Death at Cape Porto: A Dana Knightstone Novel received a rating of 4 out of 5 stars from AllAboutCasualGame.com. According to the reviewer, it was "very beautiful, very entertaining but unfortunately, very short" and the overall atmosphere of the game was "very romantic supported by lovely composed background music".

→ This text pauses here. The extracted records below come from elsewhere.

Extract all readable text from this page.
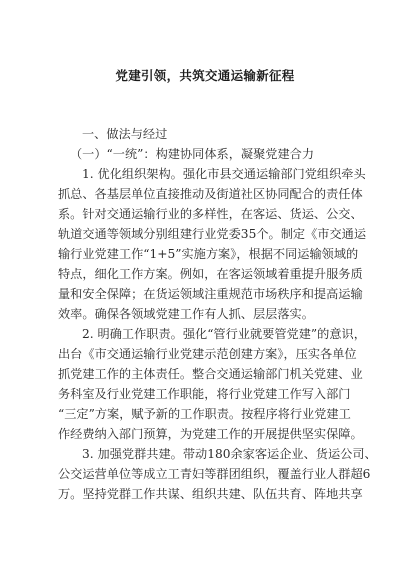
党建引领，共筑交通运输新征程
一、做法与经过
（一）“一统”：构建协同体系，凝聚党建合力
1. 优化组织架构。强化市县交通运输部门党组织牵头
抓总、各基层单位直接推动及街道社区协同配合的责任体
系。针对交通运输行业的多样性，在客运、货运、公交、
轨道交通等领域分别组建行业党委35个。制定《市交通运
输行业党建工作“1+5”实施方案》，根据不同运输领域的
特点，细化工作方案。例如，在客运领域着重提升服务质
量和安全保障；在货运领域注重规范市场秩序和提高运输
效率。确保各领域党建工作有人抓、层层落实。
2. 明确工作职责。强化“管行业就要管党建”的意识，
出台《市交通运输行业党建示范创建方案》，压实各单位
抓党建工作的主体责任。整合交通运输部门机关党建、业
务科室及行业党建工作职能，将行业党建工作写入部门
“三定”方案，赋予新的工作职责。按程序将行业党建工
作经费纳入部门预算，为党建工作的开展提供坚实保障。
3. 加强党群共建。带动180余家客运企业、货运公司、
公交运营单位等成立工青妇等群团组织，覆盖行业人群超6
万。坚持党群工作共谋、组织共建、队伍共育、阵地共享
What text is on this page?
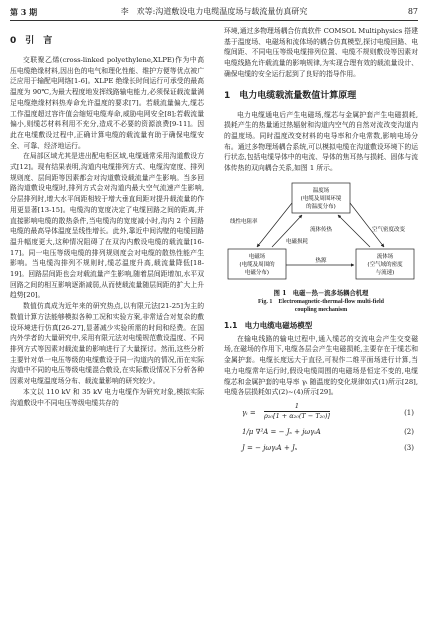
第 3 期	李　欢等:沟道敷设电力电缆温度场与载流量仿真研究	87
0　引　言

交联聚乙烯(cross-linked polyethylene,XLPE)作为中高压电缆绝缘材料,因出色的电气和理化性能、维护方便等优点被广泛应用于输配电网络[1-6]。XLPE 绝缘长时间运行可承受的最高温度为 90℃,为最大程度地发挥线路输电能力,必须保证载流量满足电缆绝缘材料热寿命允许温度的要求[7]。若载流量偏大,缆芯工作温度超过容许值会缩短电缆寿命,威胁电网安全[8];若载流量偏小,则缆芯材料利用不充分,造成不必要的资源浪费[9-11]。因此在电缆敷设过程中,正确计算电缆的载流量有助于确保电缆安全、可靠、经济地运行。

在局部区域尤其是进出配电柜区域,电缆通常采用沟道敷设方式[12]。现有结果表明,沟道内电缆排列方式、电缆沟宽度、排列规则度、层间距等因素都会对沟道敷设载流量产生影响。当多回路沟道敷设电缆时,排列方式会对沟道内最大空气流速产生影响,分层排列时,增大水平间距相较于增大垂直间距对提升载流量的作用更显著[13-15]。电缆沟的宽度决定了电缆回路之间的距离,并直接影响电缆的散热条件,当电缆沟的宽度减小时,沟内 2 个回路电缆的最高导体温度呈线性增长。此外,靠近中间沟壁的电缆回路温升幅度更大,这种情况阻碍了在双沟内敷设电缆的载流量[16-17]。同一电压等级电缆的排列规则度会对电缆的散热性能产生影响。当电缆沟排列不规则时,缆芯温度升高,载流量降低[18-19]。回路层间距也会对载流量产生影响,随着层间距增加,水平双回路之间的相互影响逐渐减弱,从而使载流量随层间距的扩大上升趋势[20]。

数值仿真成为近年来的研究热点,以有限元法[21-25]为主的数值计算方法能够模拟各种工况和实验方案,非常适合对复杂的敷设环境进行仿真[26-27],显著减少实验所需的时间和经费。在国内外学者的大量研究中,采用有限元法对电缆规范敷设温度、不同排列方式等因素对载流量的影响进行了大量探讨。然而,这些分析主要针对单一电压等级的电缆敷设于同一沟道内的情况,而在实际沟道中不同的电压等级电缆混合敷设,在实际敷设情况下分析各种因素对电缆温度场分布、载流量影响的研究较少。

本文以 110 kV 和 35 kV 电力电缆作为研究对象,模拟实际沟道敷设中不同电压等级电缆共存的

环境,通过多物理场耦合仿真软件 COMSOL Multiphysics 搭建基于温度场、电磁场和流体场的耦合仿真模型,探讨电缆回路、电缆间距、不同电压等级电缆排列位置、电缆不规则敷设等因素对电缆线路允许载流量的影响规律,为实现合理有效的载流量设计、确保电缆的安全运行起到了良好的指导作用。

1　电力电缆载流量数值计算原理

电力电缆通电后产生电磁场,缆芯与金属护套产生电磁损耗,损耗产生的热量通过热辐射和沟道内空气的自然对流改变沟道内的温度场。同时温度改变材料的电导率和介电常数,影响电场分布。通过多物理场耦合系统,可以模拟电缆在沟道敷设环境下的运行状态,包括电缆导体中的电流、导体的焦耳热与损耗、固体与流体传热的双向耦合关系,如图 1 所示。

温度场
(电缆及周围环境
的温度分布)
电磁场
(电缆及周围的
电磁分布)
流体场
(空气域的密度
与流速)
线性电阻率
流体传热
电磁损耗
空气密度改变
热源
图 1　电磁－热－流多场耦合机理
Fig. 1　Electromagnetic-thermal-flow multi-field
coupling mechanism
1.1　电力电缆电磁场模型

在输电线路的输电过程中,通入缆芯的交流电会产生交变磁场,在磁场的作用下,电缆各层会产生电磁损耗,主要存在于缆芯和金属护套。电缆长度远大于直径,可视作二维平面场进行计算,当电力电缆常年运行时,假设电缆周围的电磁场是恒定不变的,电缆缆芯和金属护套的电导率 γᵢ 随温度的变化规律如式(1)所示[28],电缆各层损耗如式(2)~(4)所示[29]。

γᵢ = $\frac{1}{\text{ρ₂₀[1 + α₂₀(T − T₂₀)]}}$	(1)
1/μ ∇²A = − Jₛ + jωγᵢA	(2)
J = − jωγᵢA + Jₛ	(3)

=== Death and Betrayal in Romania: A Dana Knightstone Novel ===

Official logo of Death at Cape Porto: A Dana Knightstone Novel

Death and Betrayal in Romania: A Dana Knightstone Novel is the fifth game in the series wherein Dana is captured by a ghost to make her his bride, thinking that it was his murdered wife-to-be, but later in the game he does come to realize that he was wrong. The Collector's Edition was released on August 30, 2014 on Big Fish Games, followed by the Standard Edition on September 28, 2014. A mobile version for iPhone and iPad devices was also launched on April 2, 2015.

Death and Betrayal in Romania: A Dana Knightstone Novel received mixed reviews. According to Jay Is Games, "the scenery is easy on the eyes and the music is lush," also adding that "the characters and the storyline are delightfully over the top." However, AllAboutCasualGame.com rated it only 3.5 out of 5 stars.